Businesses must avoid causing or contributing to adverse human rights impacts through their own activities, and address such impacts when they occur (UNGP 13), including remedy for victims. The former members of the Lundin Consortium are duty bound to contribute to remedy of victims of abuses in Block 5A if their acts and omissions contributed to abuses, which is plausible because,

  1. The members of the Lundin Consortium accepted the risk of complicity in international crimes by signing a contract with the Government of Sudan without any guarantees that human rights and international law would be respected. At the time the contract was negotiated, the Sudanese Government was in the middle of a civil war and had a record of committing international crimes, and the Government’s access to oil wealth was likely to be challenged with force. Nevertheless, the companies failed to prevent and mitigate the significant existential and human rights risks that their operations presented to the population.
  2. The violent displacement, killings and other crimes that were committed by Government forces and militias to enable the operations of Consortium were predictable, as they had occurred previously in neighbouring oil areas, but the Lundin Consortium did not avoid contributing to these crimes. Instead, throughout the war in Block 5A, it worked alongside the perpetrators of international crimes.
  3. The members of the Consortium should have been aware of the abuses committed by the armed groups that partly provided for their security needs, but they did not prevent their occurrence, mitigate their adverse impact, or address their catastrophic impact on the population.

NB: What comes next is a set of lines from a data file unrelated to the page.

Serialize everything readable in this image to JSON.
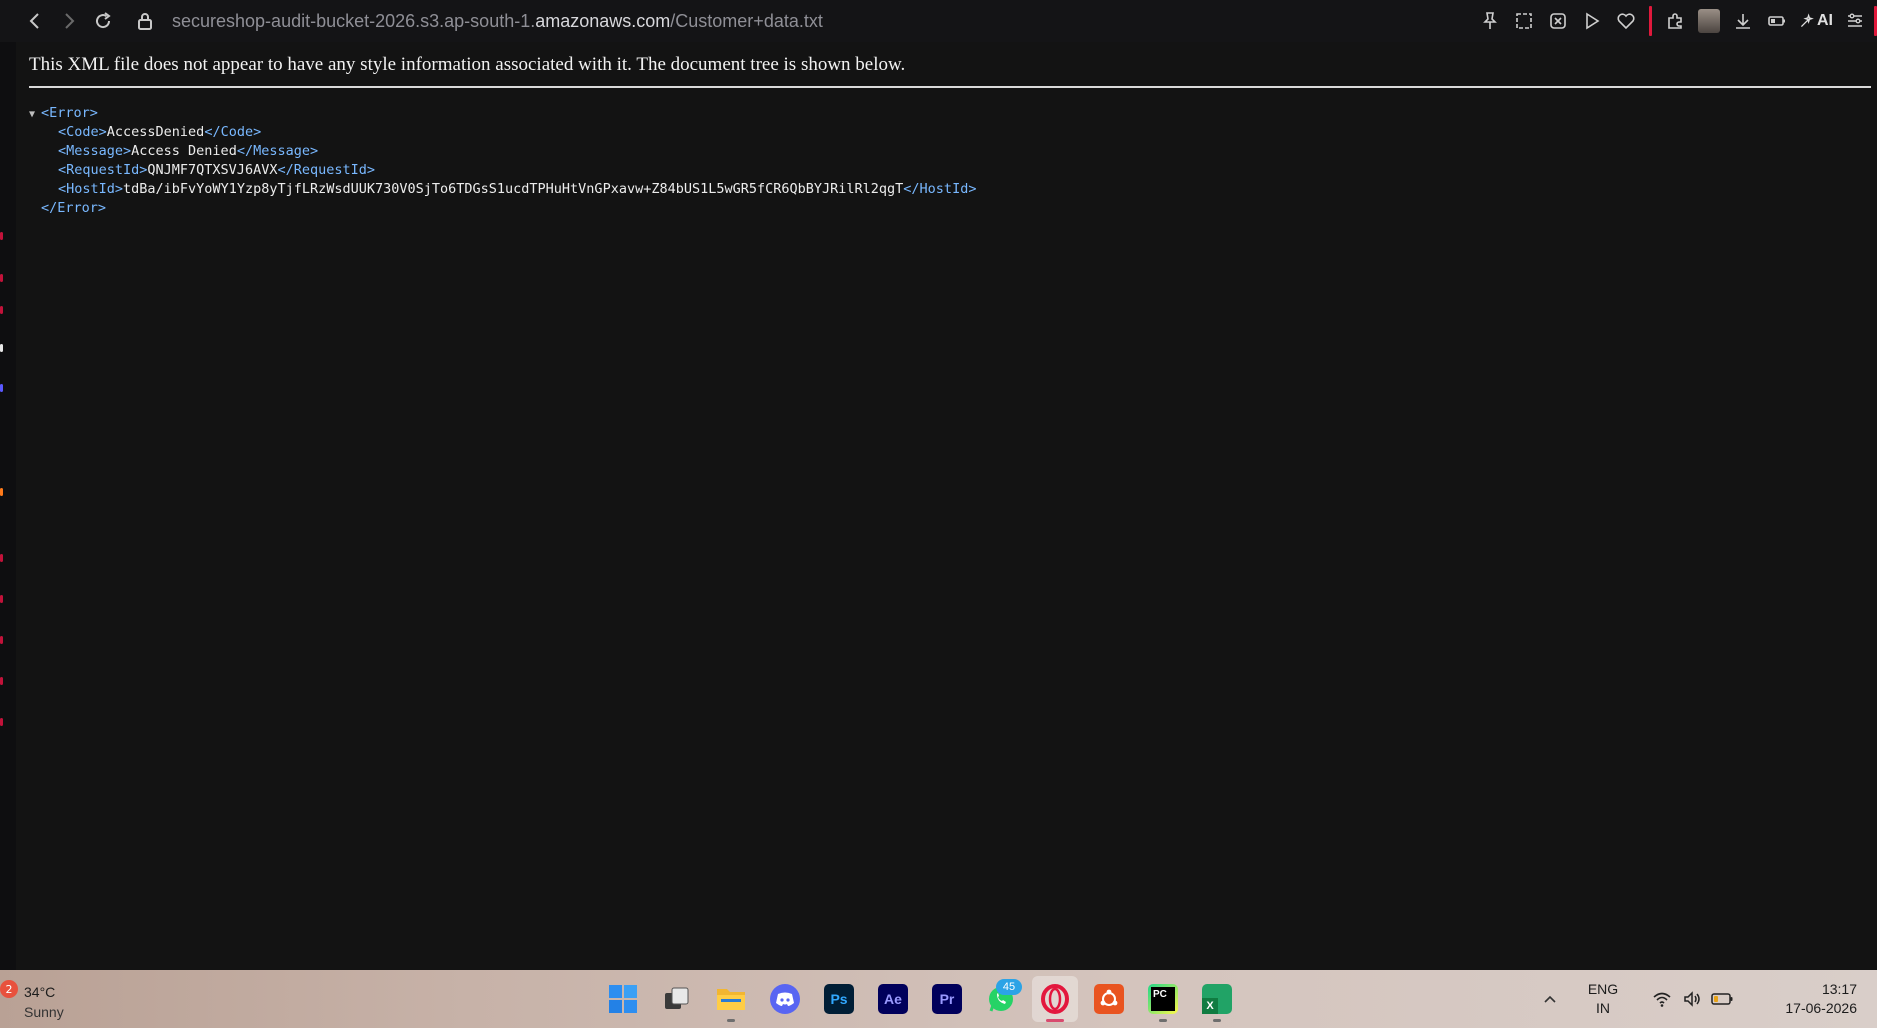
{
  "browser": {
    "url_prefix": "secureshop-audit-bucket-2026.s3.ap-south-1.",
    "url_host": "amazonaws.com",
    "url_path": "/Customer+data.txt",
    "ai_label": "AI"
  },
  "page": {
    "notice": "This XML file does not appear to have any style information associated with it. The document tree is shown below.",
    "xml": {
      "root_open": "<Error>",
      "root_close": "</Error>",
      "code_open": "<Code>",
      "code_value": "AccessDenied",
      "code_close": "</Code>",
      "message_open": "<Message>",
      "message_value": "Access Denied",
      "message_close": "</Message>",
      "requestid_open": "<RequestId>",
      "requestid_value": "QNJMF7QTXSVJ6AVX",
      "requestid_close": "</RequestId>",
      "hostid_open": "<HostId>",
      "hostid_value": "tdBa/ibFvYoWY1Yzp8yTjfLRzWsdUUK730V0SjTo6TDGsS1ucdTPHuHtVnGPxavw+Z84bUS1L5wGR5fCR6QbBYJRilRl2qgT",
      "hostid_close": "</HostId>"
    }
  },
  "taskbar": {
    "weather_badge": "2",
    "temperature": "34°C",
    "condition": "Sunny",
    "apps": {
      "photoshop": "Ps",
      "after_effects": "Ae",
      "premiere": "Pr",
      "pycharm": "PC",
      "excel": "X",
      "whatsapp_badge": "45"
    },
    "lang_top": "ENG",
    "lang_bottom": "IN",
    "time": "13:17",
    "date": "17-06-2026"
  },
  "colors": {
    "xml_tag": "#79b8ff",
    "accent_red": "#e0193c",
    "page_bg": "#131313"
  }
}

  4. Furthermore, armed raids against, and the forcible displacement of, significant parts of the population enabled the exploitation of the Consortium’s concession.
  5. The Consortium’s infrastructure enabled the commission of crimes by the Sudanese Armed Forces and allied militia’s.
  6. The members of the Consortium have benefitted immensely from war crimes and other gross and systematic human rights violations.

None of the three companies acknowledges any responsibility for the crimes that have been committed to advance their interests and for the harm that was caused to the population. PETRONSAS and OMV have only issued general denials of wrongdoing. Lundin Energy, on the other hand, has published its own account here, and defends its former executives and itself in court. There are 32 South Sudanese plaintiffs appearing in court as witnesses. The other est. 250.000 victims have nowhere to go to seek their right to remedy and reparation.